AÇLIĞIN MÂNEVÎ FAYDALARI

Abdullah Mesud HIDIR mahidir@gmail.com

Bâyezîd-i Bistâmî Hazretleri, 777’de Horasan’ın Bistâm kasabasında doğdu. Câfer-i Sâdık’ın talebesidir. Hayatı boyunca sünnet-i seniyyeye tâbî oldu, nefsiyle mücadele etti, takvâ ve zühd hayatı yaşadı. «Asıl kerâmet istikamettir.» düstûrundan ayrılmadı. Muhabbet ve mârifete ulaşan Bâyezîd-i Bistâmî Hazretleri, 875’te vefat etti.

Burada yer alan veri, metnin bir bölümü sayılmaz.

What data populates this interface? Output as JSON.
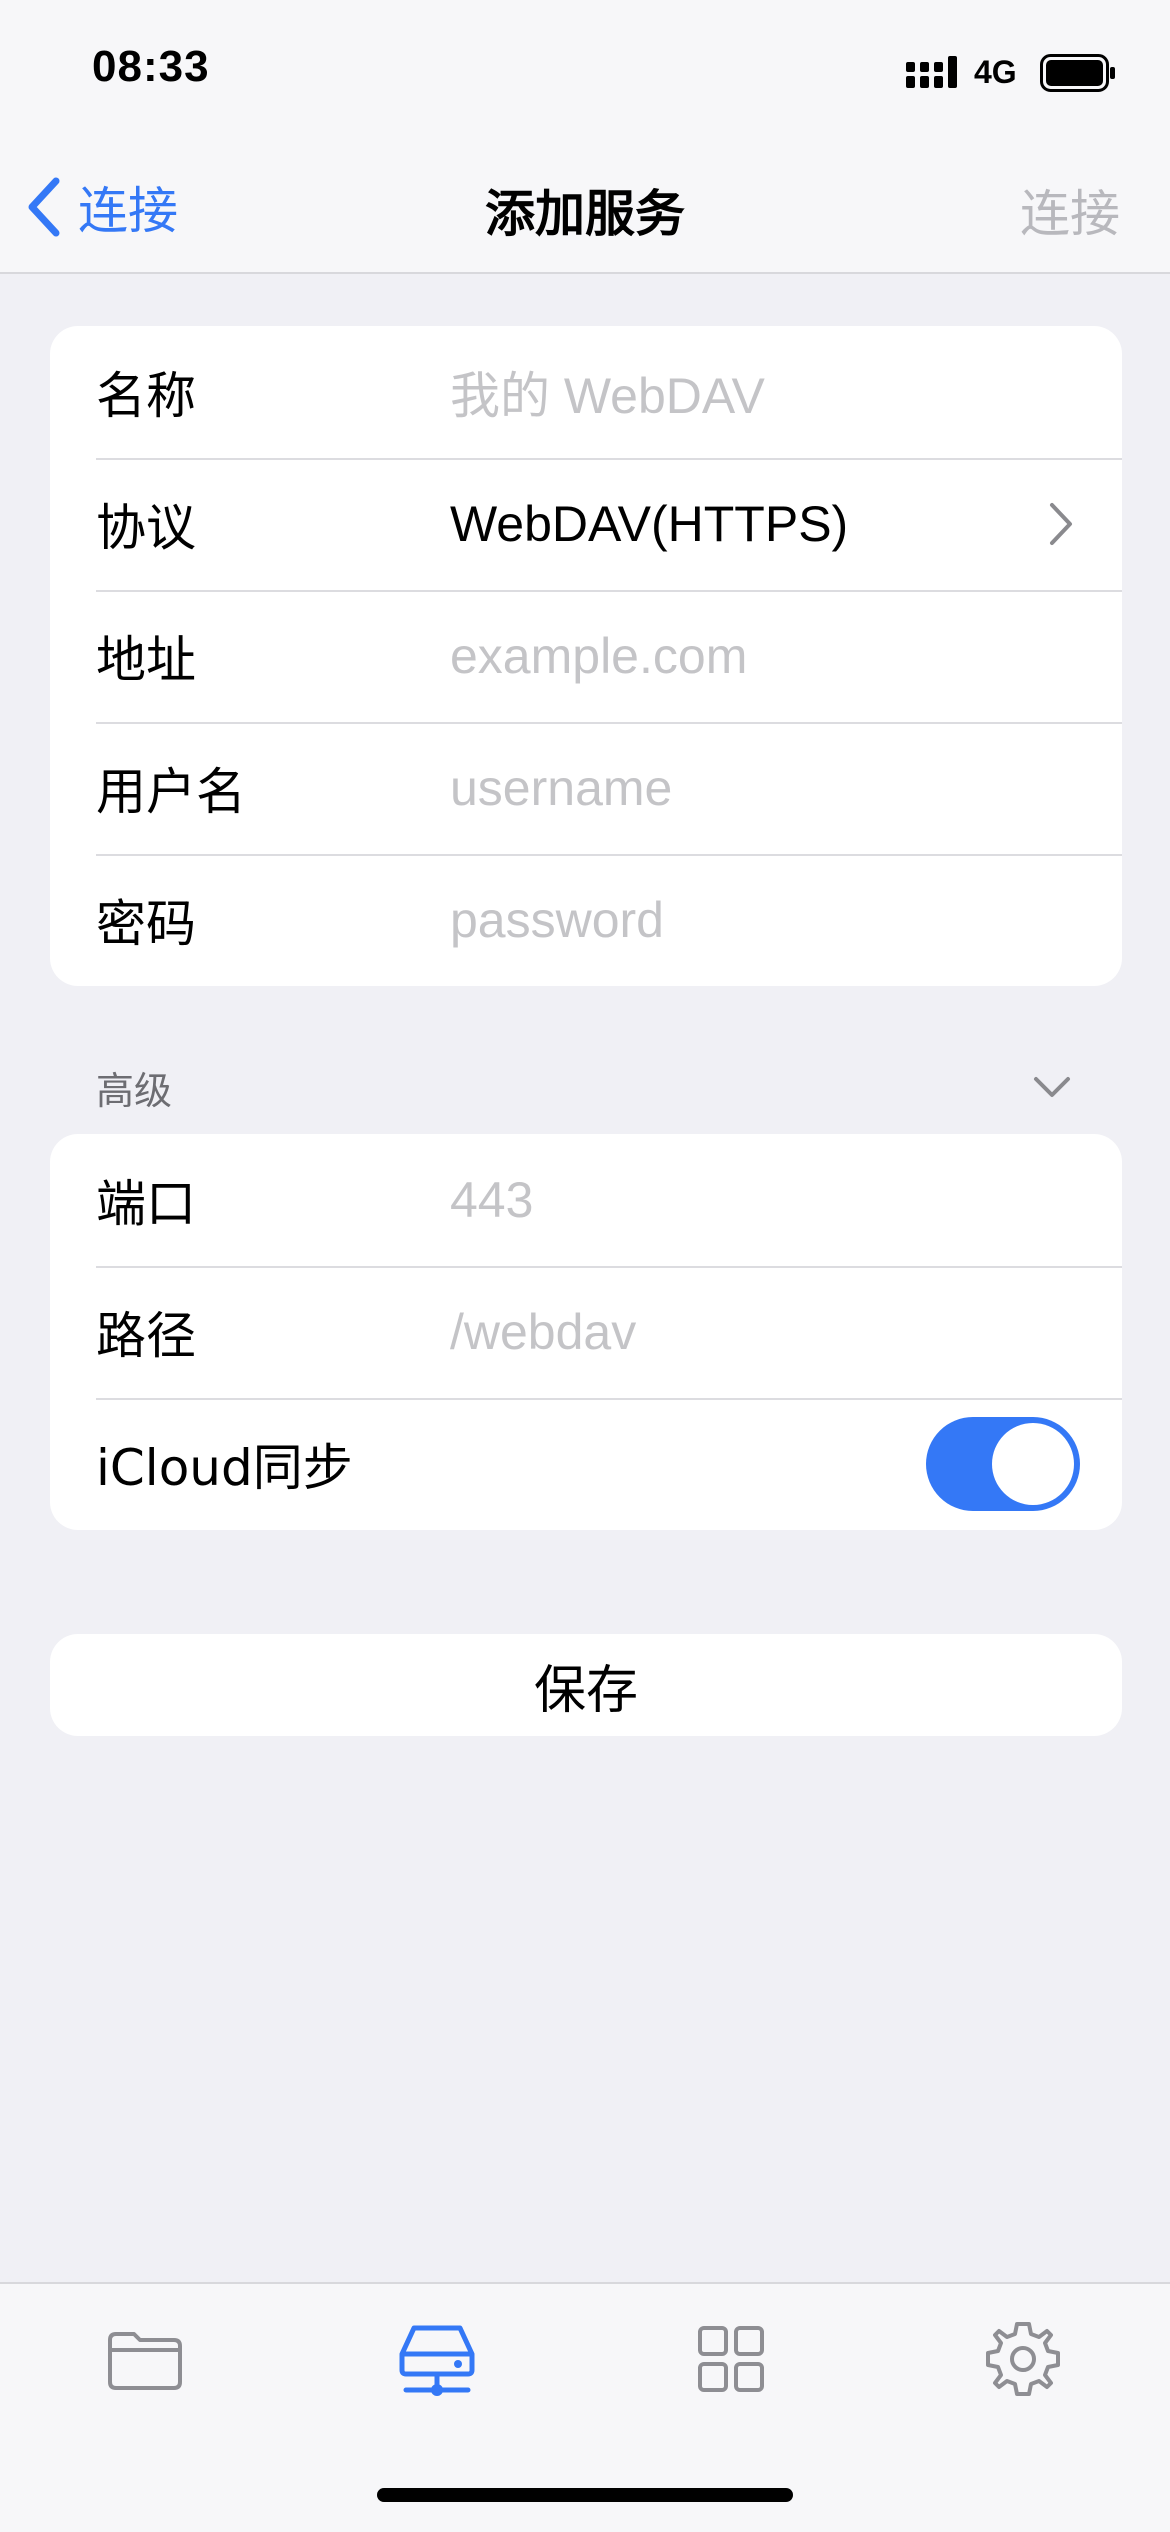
{
  "status_bar": {
    "time": "08:33",
    "network": "4G"
  },
  "nav": {
    "back_label": "连接",
    "title": "添加服务",
    "action_label": "连接"
  },
  "form": {
    "name_label": "名称",
    "name_placeholder": "我的 WebDAV",
    "protocol_label": "协议",
    "protocol_value": "WebDAV(HTTPS)",
    "address_label": "地址",
    "address_placeholder": "example.com",
    "username_label": "用户名",
    "username_placeholder": "username",
    "password_label": "密码",
    "password_placeholder": "password"
  },
  "advanced": {
    "header": "高级",
    "port_label": "端口",
    "port_placeholder": "443",
    "path_label": "路径",
    "path_placeholder": "/webdav",
    "icloud_label": "iCloud同步",
    "icloud_enabled": true
  },
  "save_label": "保存",
  "tabs": [
    {
      "icon": "folder-icon"
    },
    {
      "icon": "server-icon",
      "active": true
    },
    {
      "icon": "grid-icon"
    },
    {
      "icon": "gear-icon"
    }
  ],
  "colors": {
    "accent": "#3478f6",
    "placeholder": "#c4c4c7",
    "background": "#f0f0f5"
  }
}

Kabri, Bistâm’dadır.

 

*

 

Bâyezîd-i Bistâmî Hazretleri;

 

“–Neden açlığı medh ü senâ diyorsunuz?” diyenlere:

 

“–Çünkü…” dedi. “Eğer Firavun aç olsaydı; «En büyük Rabbiniz benim!» demezdi. 

 

Açlık bir yağmur bulutudur. Kul açken, kalbe hikmet yağar. Açlık öyle bir gıdâdır ki, Allah sıddîkların bedenlerini bu gıdâ ile besler.”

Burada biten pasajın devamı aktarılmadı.